Maybe it’s the effect of being home with no one to talk to but the Internet, but I was pretty blocked by the news of David Bowie’s death today. His death is in no way connected to what I am doing but his death and his knowledge of its imminence and the release of his album Blackstar and the videos that accompany the songs Lazarus and Darkstar are just a lot to contemplate. Making this final album must have been excruciating, cathartic, and depressing all at the same time. Everyone was trying to understand it all weekend and now, today, everyone is saying a collective “Oh.” Which is also happening at the same time as the collective “No, this sucks!” and that’s hard to take in as well.

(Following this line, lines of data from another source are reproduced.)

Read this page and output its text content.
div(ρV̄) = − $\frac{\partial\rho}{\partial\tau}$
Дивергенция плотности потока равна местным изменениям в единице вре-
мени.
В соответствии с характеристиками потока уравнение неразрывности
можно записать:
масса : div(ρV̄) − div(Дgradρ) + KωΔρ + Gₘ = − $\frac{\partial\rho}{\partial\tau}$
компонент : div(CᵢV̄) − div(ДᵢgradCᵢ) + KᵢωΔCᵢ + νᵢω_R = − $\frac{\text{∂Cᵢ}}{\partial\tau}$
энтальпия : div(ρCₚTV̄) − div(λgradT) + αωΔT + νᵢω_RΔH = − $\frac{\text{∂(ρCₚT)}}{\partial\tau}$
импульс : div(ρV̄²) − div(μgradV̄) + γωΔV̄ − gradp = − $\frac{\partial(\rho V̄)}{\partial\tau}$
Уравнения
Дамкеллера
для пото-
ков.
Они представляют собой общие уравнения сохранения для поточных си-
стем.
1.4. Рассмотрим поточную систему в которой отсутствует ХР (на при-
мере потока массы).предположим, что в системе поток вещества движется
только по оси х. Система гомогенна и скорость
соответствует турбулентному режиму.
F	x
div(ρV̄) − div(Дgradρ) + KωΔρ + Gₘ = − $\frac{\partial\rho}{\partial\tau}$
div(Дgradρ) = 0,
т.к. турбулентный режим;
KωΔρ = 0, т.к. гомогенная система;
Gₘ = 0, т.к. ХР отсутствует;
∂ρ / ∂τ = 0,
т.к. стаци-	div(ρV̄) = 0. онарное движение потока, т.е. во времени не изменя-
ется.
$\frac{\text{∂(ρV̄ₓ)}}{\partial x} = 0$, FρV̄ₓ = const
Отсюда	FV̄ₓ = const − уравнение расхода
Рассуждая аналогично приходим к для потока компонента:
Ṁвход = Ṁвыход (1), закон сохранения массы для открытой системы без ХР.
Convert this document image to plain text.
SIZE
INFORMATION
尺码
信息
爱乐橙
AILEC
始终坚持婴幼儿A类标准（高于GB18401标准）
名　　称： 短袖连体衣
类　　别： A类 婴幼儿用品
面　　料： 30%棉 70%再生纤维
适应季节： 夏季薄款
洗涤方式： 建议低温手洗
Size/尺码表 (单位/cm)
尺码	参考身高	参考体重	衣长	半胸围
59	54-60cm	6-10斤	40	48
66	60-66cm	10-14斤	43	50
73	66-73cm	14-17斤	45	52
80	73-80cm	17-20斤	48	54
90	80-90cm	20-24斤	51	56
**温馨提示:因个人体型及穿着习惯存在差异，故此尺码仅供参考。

How he was able to master his lifetime of work without the confidence struggles and uncertainties that sometimes make it hard for me to just get dressed in the morning and often stop me from saying what I think… that’s what I find incredible about David Bowie. Creating something even as mundane as a journal article for your job takes emotional investment and risk – putting your ideas out there and saying something that you hope matters to someone and isn’t lambasted or laughed at too much and will hopefully move you forward and not be a dead end – it’s a risky thing. He’s always seemed to be so completely confident in what he is saying and doing and how he looks that even if you aren’t sure you understand it, you still acknowledge David Bowie – how can you not? His graceful combination of art, music, and life is where we all want to be in our own way. This is a sad day but you know, he is someone I think of when I think of people who live life to its fullest.
I received incredibly helpful feedback this weekend from my colleague. It took a while to focus (see previous paragraphs) but I did some editing and re-worked the concepts section to be more understandable. I want to send it out for general editing and review tomorrow, if I can complete this round of edits.